Elinor Ben-Menachem ’65

Elinor Ben-Menachem ’65 received her M.D. and Ph.D. degrees in neurology at the University of Gothenberg in Sweden, where she is Professor of Neurology at the Sahlgrenska Academy, Institute for Clinical Neurosciences and Physiology, and Chief Editor of Acta Neurologica Scandinavica. She writes, “My field of expertise by the way is epilepsy and I am currently the head of the annual meeting of the American Epilepsy Society, and I do have a California license to practice medicine which I received when I did a post doctoral fellowship in epilepsy at the VA in West Los Angeles. I have over 104 original research manuscripts that are published especially on treatment of epilepsy.”

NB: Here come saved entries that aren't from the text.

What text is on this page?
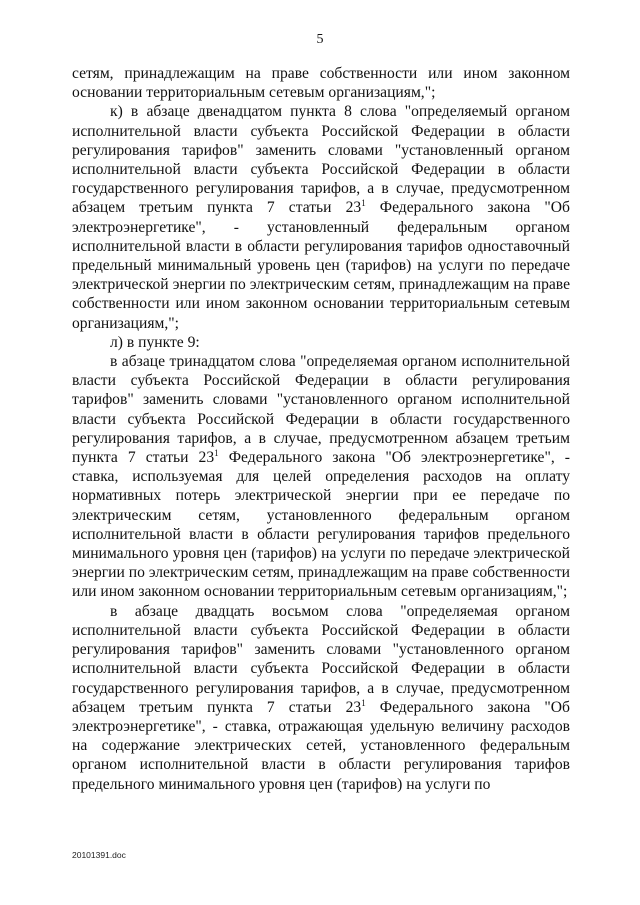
5

сетям, принадлежащим на праве собственности или ином законном основании территориальным сетевым организациям,";

к) в абзаце двенадцатом пункта 8 слова "определяемый органом исполнительной власти субъекта Российской Федерации в области регулирования тарифов" заменить словами "установленный органом исполнительной власти субъекта Российской Федерации в области государственного регулирования тарифов, а в случае, предусмотренном абзацем третьим пункта 7 статьи $23^1$ Федерального закона "Об электроэнергетике", - установленный федеральным органом исполнительной власти в области регулирования тарифов одноставочный предельный минимальный уровень цен (тарифов) на услуги по передаче электрической энергии по электрическим сетям, принадлежащим на праве собственности или ином законном основании территориальным сетевым организациям,";

л) в пункте 9:

в абзаце тринадцатом слова "определяемая органом исполнительной власти субъекта Российской Федерации в области регулирования тарифов" заменить словами "установленного органом исполнительной власти субъекта Российской Федерации в области государственного регулирования тарифов, а в случае, предусмотренном абзацем третьим пункта 7 статьи $23^1$ Федерального закона "Об электроэнергетике", - ставка, используемая для целей определения расходов на оплату нормативных потерь электрической энергии при ее передаче по электрическим сетям, установленного федеральным органом исполнительной власти в области регулирования тарифов предельного минимального уровня цен (тарифов) на услуги по передаче электрической энергии по электрическим сетям, принадлежащим на праве собственности или ином законном основании территориальным сетевым организациям,";

в абзаце двадцать восьмом слова "определяемая органом исполнительной власти субъекта Российской Федерации в области регулирования тарифов" заменить словами "установленного органом исполнительной власти субъекта Российской Федерации в области государственного регулирования тарифов, а в случае, предусмотренном абзацем третьим пункта 7 статьи $23^1$ Федерального закона "Об электроэнергетике", - ставка, отражающая удельную величину расходов на содержание электрических сетей, установленного федеральным органом исполнительной власти в области регулирования тарифов предельного минимального уровня цен (тарифов) на услуги по

20101391.doc
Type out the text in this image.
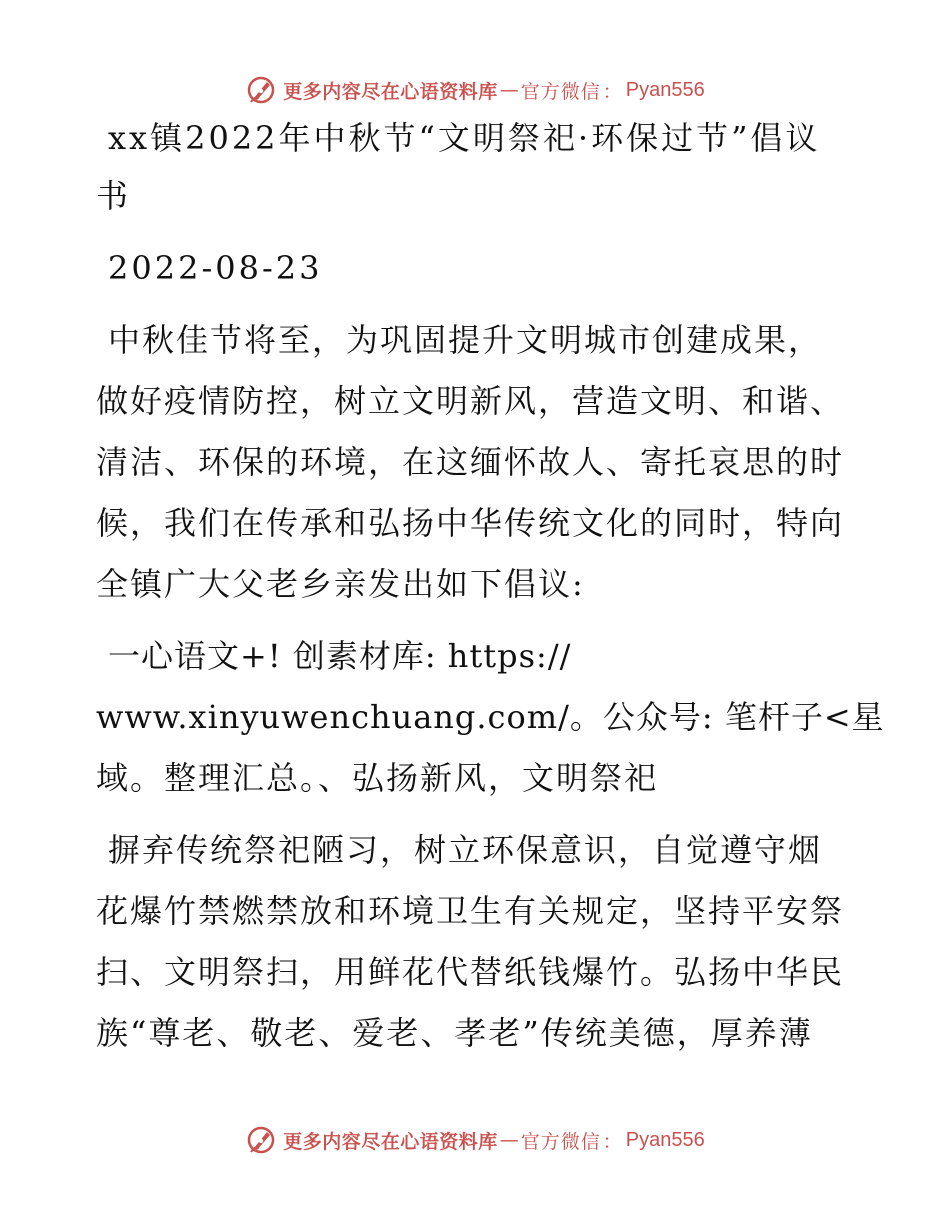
更多内容尽在心语资料库 — 官方微信 ： Pyan556
xx镇2022年中秋节“文明祭祀·环保过节”倡议
书
2022-08-23
中秋佳节将至，为巩固提升文明城市创建成果，
做好疫情防控，树立文明新风，营造文明、和谐、
清洁、环保的环境，在这缅怀故人、寄托哀思的时
候，我们在传承和弘扬中华传统文化的同时，特向
全镇广大父老乡亲发出如下倡议:
一心语文+! 创素材库: https://
www.xinyuwenchuang.com/。公众号: 笔杆子<星
域。整理汇总。、弘扬新风，文明祭祀
摒弃传统祭祀陋习，树立环保意识，自觉遵守烟
花爆竹禁燃禁放和环境卫生有关规定，坚持平安祭
扫、文明祭扫，用鲜花代替纸钱爆竹。弘扬中华民
族“尊老、敬老、爱老、孝老”传统美德，厚养薄
更多内容尽在心语资料库 — 官方微信 ： Pyan556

Jackie Tobian-Steinmann ’52

Jackie Steinmann at Rose BowlJackie Tobian-Steinmann ’52 coached the UCLA women’s golf team for 22 years (1977-99). Her teams won five conference titles and a national championship in 1991 after a runner-up finish in 1990. UCLA finished in the Top 10 nationally 12 times, won 43 tournaments and qualified for the NCAA Championship 14 straight seasons (1984-97), a school record. She has been called “one of the original pioneers of women’s collegiate golf,” and is honored in theUCLA Hall of Fame and also the National Golf Coaches Association Hall of Fame.

Jana Johnson ’08 PhD

Jana Johnson ’08 PhD is one of 29 animal conservationists nominated to receive the Indianapolis Prize, the world’s leading award for animal conservation. Johnson, a native of Austin, Texas, has been nominated for her dedication to endangered butterfly propagation and research. Johnson is the founder of The Butterfly Project, a cooperative effort between Moorpark College and The Urban Wildlands Group, which serves as an I.C.U. for endangered butterflies. Over the past three years, Johnson and her students have helped the Palos Verdes blue butterfly population, once presumed extinct, grow from 200 to 10,000. Johnson and her students have released thousands of Palos Verdes blue butterflies and hundreds of Lange’s Metalmark butterflies back into the wild.

Sean Anderson ’03 PhD

Sean Anderson ’03 PhD (Vance) is an Assistant Professor of Environmental Science and Resource Management at California State University, Channel Islands. He writes, “I was a post doc and then research fellow at Stanford University’s Center for Conservation Biology until 2005. I now have several restoration ecology research projects now: Ormond Beach Salt Marsh Restoration in Ventura County, bottom land hardwood swamp restoration in New Orleans, LA, and the project where I am right now: restoring wetlands and riparian communities across Turkey’s eastern borderlands from the Black Sea to the Iranian Border. I was the CSUCI Faculty Member of Year in 2007 and runner up in 2009.”

Donald A. Harn ’80 PhD

Donald A. Harn ’80 PhD (MacInnis) is Regents Professor and GRA Distinguished Investigator in the Department of Infectious Diseases in the College of Veterinary Medicine of the University of Georgia. He was a Professor of Immunology and Infectious Diseases at the Harvard School of Public Health from 1985-2009.